Interpreting cortical bone adaptation and load history by quantifying osteon morphotypes in circularly polarized light images

Birefringence variations in circularly polarized light (CPL) images of thin plane-parallel sections of cortical bone can be used to quantify regional differences in predominant collagen fiber orientation (CFO). Using CPL images of equine third metacarpals (MC3s), R.B. Martin, V.A. Gibson, S.M. Stover, J.C. Gibeling, and L.V. Griffin. (40) described six secondary osteon variants (‘morphotypes’) and suggested that differences in their regional prevalence affect fatigue resistance and toughness. They devised a numerical osteon morphotype score (MTS) for quantifying regional differences in osteon morphotypes. We have observed that a modification of this score could significantly improve its use for interpreting load history. We hypothesized that our modified osteon MTS would more accurately reveal differences in osteon MTSs between opposing “tension” and “compression” cortices of diaphyses of habitually bent bones. This was tested using CPL images in transverse sections of calcanei from sheep, deer, and horses, and radii from sheep and horses. Equine MC3s and sheep tibiae were examined as controls because they experience comparatively greater load complexity that, because of increased prevalence of torsion/shear, would not require regional mechanical enhancements provided by different osteon morphotypes.
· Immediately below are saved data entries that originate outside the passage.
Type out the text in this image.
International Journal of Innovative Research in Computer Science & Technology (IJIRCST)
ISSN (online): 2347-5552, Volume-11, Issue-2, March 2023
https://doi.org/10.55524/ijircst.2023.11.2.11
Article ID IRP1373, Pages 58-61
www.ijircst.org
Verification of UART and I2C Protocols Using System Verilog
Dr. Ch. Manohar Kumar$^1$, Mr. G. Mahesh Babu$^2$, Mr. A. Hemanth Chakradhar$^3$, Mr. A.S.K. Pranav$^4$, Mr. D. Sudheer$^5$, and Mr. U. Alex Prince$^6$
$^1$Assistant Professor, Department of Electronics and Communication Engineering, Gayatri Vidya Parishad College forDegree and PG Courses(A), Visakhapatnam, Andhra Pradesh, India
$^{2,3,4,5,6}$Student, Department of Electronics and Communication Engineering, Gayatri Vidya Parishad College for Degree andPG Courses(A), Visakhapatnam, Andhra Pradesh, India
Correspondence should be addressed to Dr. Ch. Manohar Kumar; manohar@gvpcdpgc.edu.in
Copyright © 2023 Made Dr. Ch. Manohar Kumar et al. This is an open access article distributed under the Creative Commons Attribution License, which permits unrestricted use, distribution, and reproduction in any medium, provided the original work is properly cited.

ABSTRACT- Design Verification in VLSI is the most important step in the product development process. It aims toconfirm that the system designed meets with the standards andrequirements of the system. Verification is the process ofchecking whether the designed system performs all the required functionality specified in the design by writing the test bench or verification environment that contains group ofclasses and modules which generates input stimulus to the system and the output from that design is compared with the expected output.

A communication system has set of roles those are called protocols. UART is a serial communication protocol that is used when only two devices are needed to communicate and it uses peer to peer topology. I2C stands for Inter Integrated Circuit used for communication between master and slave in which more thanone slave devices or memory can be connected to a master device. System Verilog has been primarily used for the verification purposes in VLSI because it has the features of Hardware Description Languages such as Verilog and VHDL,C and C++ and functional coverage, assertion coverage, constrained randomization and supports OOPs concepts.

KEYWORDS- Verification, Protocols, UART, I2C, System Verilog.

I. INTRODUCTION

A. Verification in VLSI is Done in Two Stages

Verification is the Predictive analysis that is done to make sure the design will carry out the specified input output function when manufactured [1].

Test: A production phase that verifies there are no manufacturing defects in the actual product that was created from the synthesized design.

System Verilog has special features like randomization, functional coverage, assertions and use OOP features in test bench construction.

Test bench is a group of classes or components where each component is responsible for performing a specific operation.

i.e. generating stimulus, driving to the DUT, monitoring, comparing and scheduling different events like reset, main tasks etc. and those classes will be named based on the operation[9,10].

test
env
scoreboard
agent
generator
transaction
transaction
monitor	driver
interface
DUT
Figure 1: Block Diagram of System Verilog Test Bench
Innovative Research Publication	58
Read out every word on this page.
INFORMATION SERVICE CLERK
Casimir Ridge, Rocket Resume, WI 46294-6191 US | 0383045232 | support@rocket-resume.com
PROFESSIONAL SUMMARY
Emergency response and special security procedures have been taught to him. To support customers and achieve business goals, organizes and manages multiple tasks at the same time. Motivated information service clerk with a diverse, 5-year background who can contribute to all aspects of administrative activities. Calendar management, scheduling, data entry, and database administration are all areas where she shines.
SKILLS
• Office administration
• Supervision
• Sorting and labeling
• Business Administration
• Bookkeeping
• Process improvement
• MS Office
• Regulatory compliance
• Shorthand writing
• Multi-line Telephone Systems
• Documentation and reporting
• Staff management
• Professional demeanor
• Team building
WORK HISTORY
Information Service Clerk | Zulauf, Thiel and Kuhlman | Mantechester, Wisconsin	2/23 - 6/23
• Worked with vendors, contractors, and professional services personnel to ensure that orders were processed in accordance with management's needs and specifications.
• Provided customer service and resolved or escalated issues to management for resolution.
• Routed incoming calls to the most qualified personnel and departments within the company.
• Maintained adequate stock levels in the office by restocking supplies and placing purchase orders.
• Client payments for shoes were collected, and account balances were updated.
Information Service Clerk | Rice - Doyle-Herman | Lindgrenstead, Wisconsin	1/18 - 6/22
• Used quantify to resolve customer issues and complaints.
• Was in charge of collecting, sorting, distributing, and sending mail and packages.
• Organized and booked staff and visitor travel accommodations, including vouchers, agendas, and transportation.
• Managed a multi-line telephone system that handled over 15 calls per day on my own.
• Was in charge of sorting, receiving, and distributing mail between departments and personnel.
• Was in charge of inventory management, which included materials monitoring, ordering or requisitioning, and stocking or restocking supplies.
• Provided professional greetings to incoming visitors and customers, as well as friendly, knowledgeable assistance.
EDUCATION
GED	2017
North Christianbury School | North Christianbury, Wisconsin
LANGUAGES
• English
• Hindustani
Predominant CFO, which can reliably reflect adaptation for a regionally prevalent strain mode, was quantified as mean gray levels from birefringence of entire images (excluding pore spaces) in anterior, posterior, medial, and lateral cortices. Results showed that, in contrast to the original scoring scheme of Martin et al., the modified scheme revealed significant anterior/posterior differences in osteon MTSs in nearly all “tension/compression” bones (p < 0.0001), but not in equine MC3s (p = 0.30) and sheep tibiae (p = 0.35). Among habitually bent bones, sheep radii were the exception; relatively lower osteon populations and the birefringence of the primary bone contributed to this result. Correlations between osteon MTSs using the scoring scheme of Martin et al. with CFO data from all regions of each bone invariably demonstrated weak-to-moderate negative correlations. This contrasts with typically high positive correlations between modified osteon MTSs and regional CFO. These results show that the modified osteon MTS can be a strong correlate of predominant CFO and of the non-uniform strain distribution produced by habitual bending.